Gini Index

The Gini index is used to measure income inequality.


The Gini Index is a measure of a country's income inequality.


Corrado Gini developed the Gini Coefficient in his 1912 paper "Variability and Mutability" to express a distribution's difference from uniformity.1 The Gini Index, based on Gini's work, is used to describe the income inequality in a population, commonly between countries and within countries.

Countries publish their own Gini Index. Many institutions, including the World Bank and the CIA calculate the Gini Index of countries world-wide.2

Income Inequality within 'optimal limits'3 promotes growth. The rate of income inequality in the world's wealthy countries avoids extreme egalitarianism and extreme inequality. There is no correlation between Gini and wealth for poorer countries.4


The Gini Index can be used to:

    • Measure the extent of inequality in income distribution in a given country;

    • Compare income inequality between countries, sub-groups within a population, or in separate geographical regions of a country.5

However, some limitations to the use of the index should be noted:

1. Income inequality is an incomplete measure of socio-economic inequality:

    • The Gini Index measures income inequality and not wealth inequality.

    • Non-cash social benefits are excluded from the calculation. Welfare provision through public services is ignored.

2. The Gini Index does not depict important aspects of the income inequality distribution:

    • The Index does not reflect economic diversity. If the country being measured contains multiple independent economic regions, the Gini Index will reflect the income inequality across the entire country and not the actual inequality experienced by residents of each region.

    • Different income distributions can have an identical Gini Index.6

3. Granularity criteria complicate the calculation.

    • The calculation is affected by the way a population is grouped. If a distribution is divided into four quartiles, the Gini Index will be greater than if the same distribution were divided into ten deciles.

    • There are no standards for reporting granularity. If one country reports data on deciles and another on quintiles, the Gini comparison is not meaningful.
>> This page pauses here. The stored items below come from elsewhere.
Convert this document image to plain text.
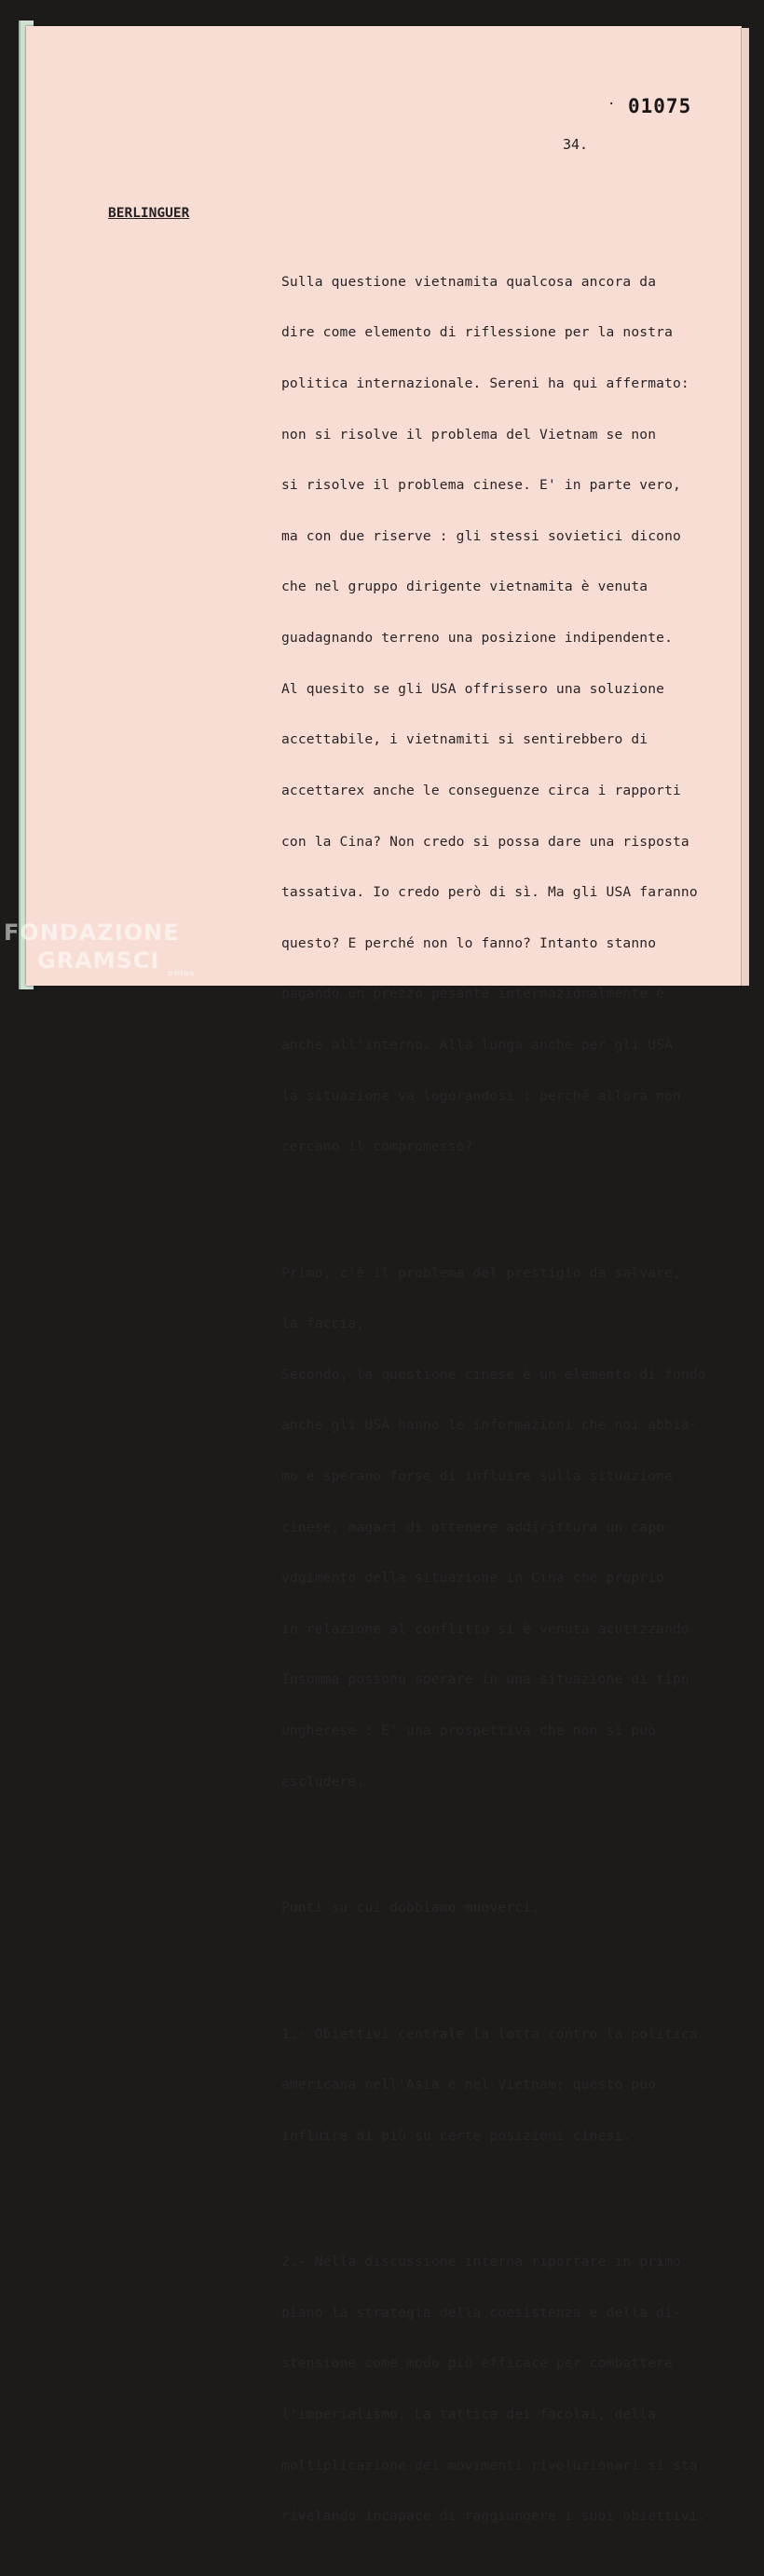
· 01075
34.
BERLINGUER

Sulla questione vietnamita qualcosa ancora da

dire come elemento di riflessione per la nostra

politica internazionale. Sereni ha qui affermato:

non si risolve il problema del Vietnam se non

si risolve il problema cinese. E' in parte vero,

ma con due riserve : gli stessi sovietici dicono

che nel gruppo dirigente vietnamita è venuta

guadagnando terreno una posizione indipendente.

Al quesito se gli USA offrissero una soluzione

accettabile, i vietnamiti si sentirebbero di

accettarex anche le conseguenze circa i rapporti

con la Cina? Non credo si possa dare una risposta

tassativa. Io credo però di sì. Ma gli USA faranno

questo? E perché non lo fanno? Intanto stanno

pagando un prezzo pesante internazionalmente e

anche all'interno. Alla lunga anche per gli USA

la situazione va logorandosi : perché allora non

cercano il compromesso?

Primo, c'è il problema del prestigio da salvare,

la faccia,

Secondo, la questione cinese è un elemento di fondo

anche gli USA hanno le informazioni che noi abbia-

mo e sperano forse di influire sulla situazione

cinese, magari di ottenere addirittura un capo-

vdgimento della situazione in Cina che proprio

in relazione al conflitto si è venuta acuttzzando.

Insomma possono sperare in una situazione di tipo

ungherese : E' una prospettiva che non si può

escludere.

Punti su cui dobbiamo muoverci.

1.- Obiettivi centrale la lotta contro la politica

americana nell'Asia e nel Vietnam; questo può

influire di più su certe posizioni cinesi.

2.- Nella discussione interna riportare in primo

piano la strategia della coesistenza e della di-

stensione come modo più efficace per combattere

l'imperialismo. La tattica dei focolai, della

moltiplicazione dei movimenti rivoluzionari si sta

rivelando incapace di raggiungere i suoi obiettivi.

FONDAZIONE
GRAMSCI	onlus
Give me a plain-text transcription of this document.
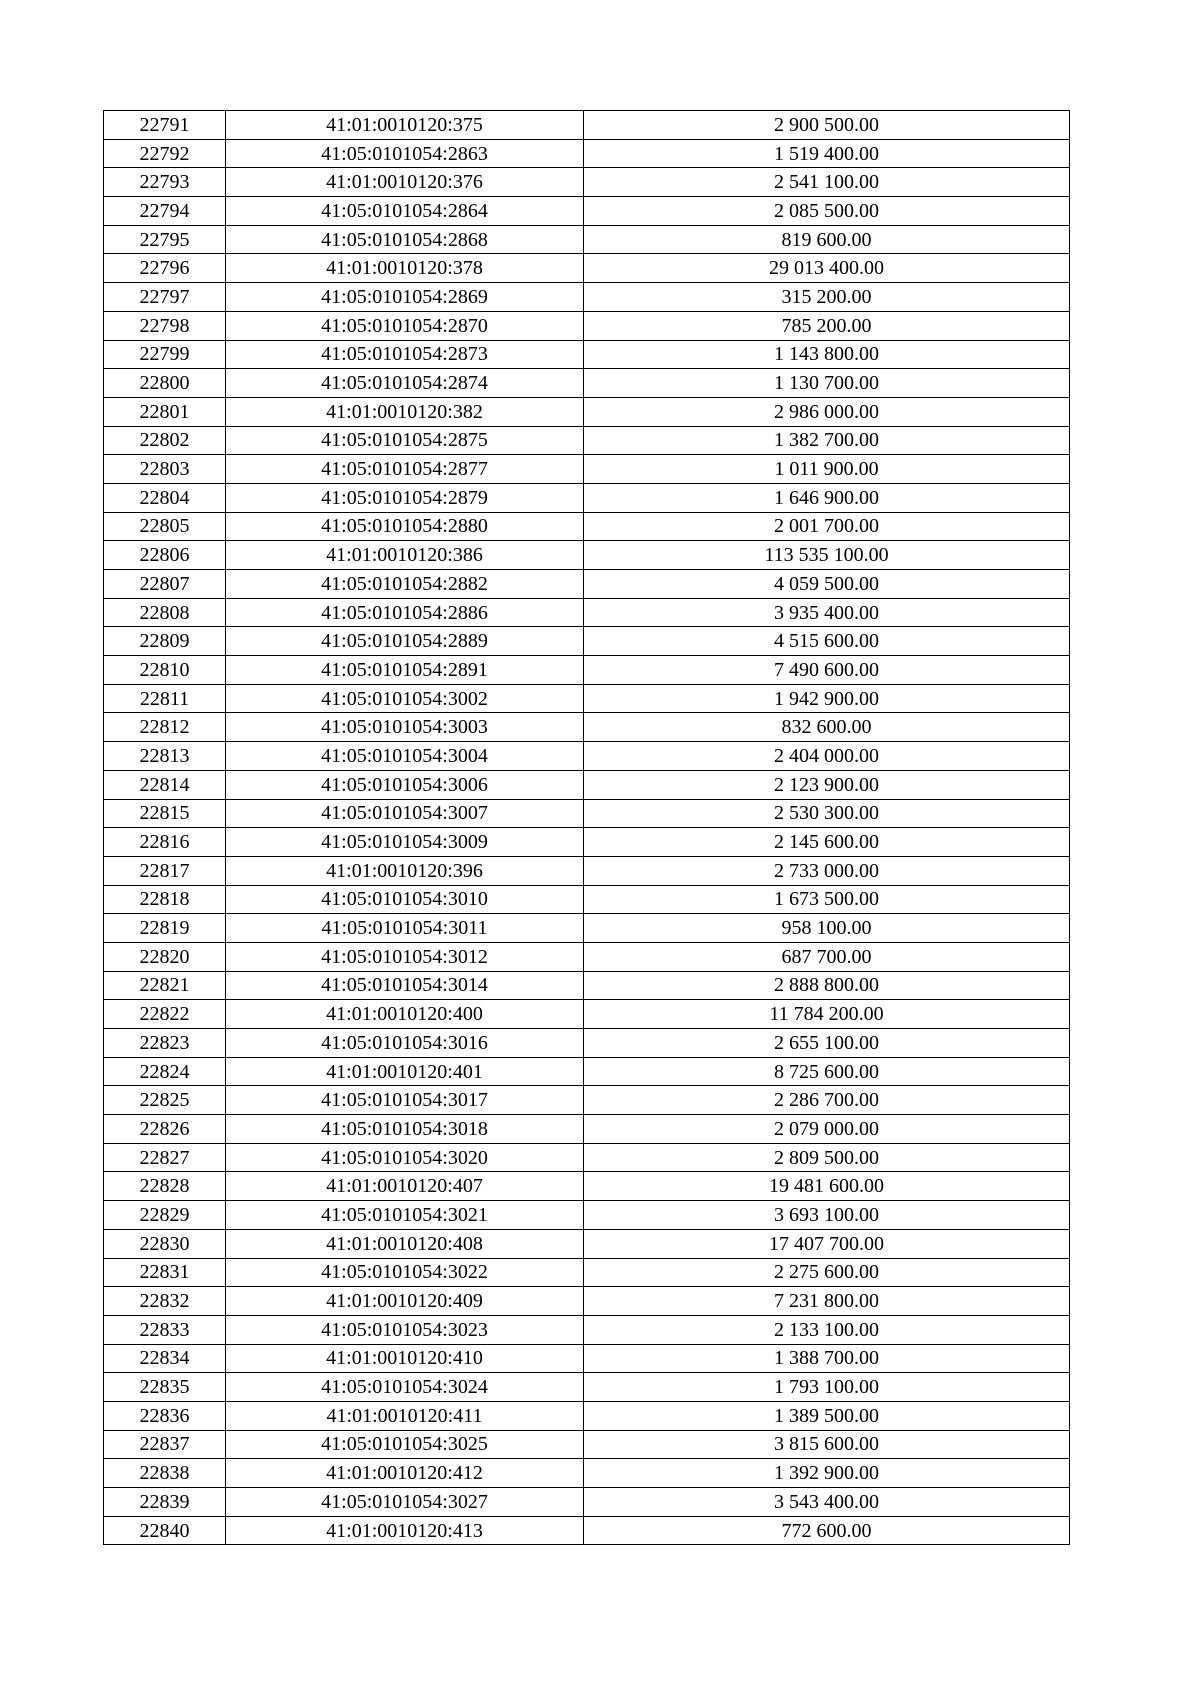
22791	41:01:0010120:375	2 900 500.00
22792	41:05:0101054:2863	1 519 400.00
22793	41:01:0010120:376	2 541 100.00
22794	41:05:0101054:2864	2 085 500.00
22795	41:05:0101054:2868	819 600.00
22796	41:01:0010120:378	29 013 400.00
22797	41:05:0101054:2869	315 200.00
22798	41:05:0101054:2870	785 200.00
22799	41:05:0101054:2873	1 143 800.00
22800	41:05:0101054:2874	1 130 700.00
22801	41:01:0010120:382	2 986 000.00
22802	41:05:0101054:2875	1 382 700.00
22803	41:05:0101054:2877	1 011 900.00
22804	41:05:0101054:2879	1 646 900.00
22805	41:05:0101054:2880	2 001 700.00
22806	41:01:0010120:386	113 535 100.00
22807	41:05:0101054:2882	4 059 500.00
22808	41:05:0101054:2886	3 935 400.00
22809	41:05:0101054:2889	4 515 600.00
22810	41:05:0101054:2891	7 490 600.00
22811	41:05:0101054:3002	1 942 900.00
22812	41:05:0101054:3003	832 600.00
22813	41:05:0101054:3004	2 404 000.00
22814	41:05:0101054:3006	2 123 900.00
22815	41:05:0101054:3007	2 530 300.00
22816	41:05:0101054:3009	2 145 600.00
22817	41:01:0010120:396	2 733 000.00
22818	41:05:0101054:3010	1 673 500.00
22819	41:05:0101054:3011	958 100.00
22820	41:05:0101054:3012	687 700.00
22821	41:05:0101054:3014	2 888 800.00
22822	41:01:0010120:400	11 784 200.00
22823	41:05:0101054:3016	2 655 100.00
22824	41:01:0010120:401	8 725 600.00
22825	41:05:0101054:3017	2 286 700.00
22826	41:05:0101054:3018	2 079 000.00
22827	41:05:0101054:3020	2 809 500.00
22828	41:01:0010120:407	19 481 600.00
22829	41:05:0101054:3021	3 693 100.00
22830	41:01:0010120:408	17 407 700.00
22831	41:05:0101054:3022	2 275 600.00
22832	41:01:0010120:409	7 231 800.00
22833	41:05:0101054:3023	2 133 100.00
22834	41:01:0010120:410	1 388 700.00
22835	41:05:0101054:3024	1 793 100.00
22836	41:01:0010120:411	1 389 500.00
22837	41:05:0101054:3025	3 815 600.00
22838	41:01:0010120:412	1 392 900.00
22839	41:05:0101054:3027	3 543 400.00
22840	41:01:0010120:413	772 600.00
The Gini Index is calculated by determining the difference between existing conditions and perfect income equality. A score of 100 indicates perfect income inequality. A score of zero indicates perfect income equality.

Israel's Rank

According to Israel's Central Bureau of Statistics, Israel's Gini Index was 38.7 in 2005, an increase over the previous year.7

1 Corrado Gini, "Variabilita e Mutabilita", Journal of the Royal Statistical Society, Vol. 76, No. 3, February, 1913, pp. 326-327.

2 The CIA World Factbook lists the Distribution of Family Income.

3 In their study for the World Institute for Development Economics Research, Giovanni Andrea Cornia and Julius Court (2001) conclude that a Gini Index falling between 25 and 40 is optimal for growth. Extreme egalitarianism inhibits growth by reducing incentives for work and creating room for corruption in the redistribution of resources. Conversely, extreme inequality decreases growth prospects because it reduces social cohesion and stimulates social conflict.

4 In rankings published by the CIA, Chile, Argentina, Mali, and Botswana all have Gini Indices above 50. For low and medium income countries, the relationship between income inequality and wealth is weak.

5 Shujue Yao's work is an example of how the Gini Coefficient can be used to compare sub-populations within a country. Yao, Shujie, "On the Decomposition of Gini Coefficients by Population Class and Income Source: A Spreadsheet Approach and Application," Applied Economics, Vol. 31, 1999, pp. 1249-1264.

6 The CIA Gini Index ranks both Israel and Egypt with 34, but the income distributions in the countries are not the same.

7 The 2005 income survey, published by Israel's Central Bureau of Statistics, catalogs the evolution of income inequality since 1997.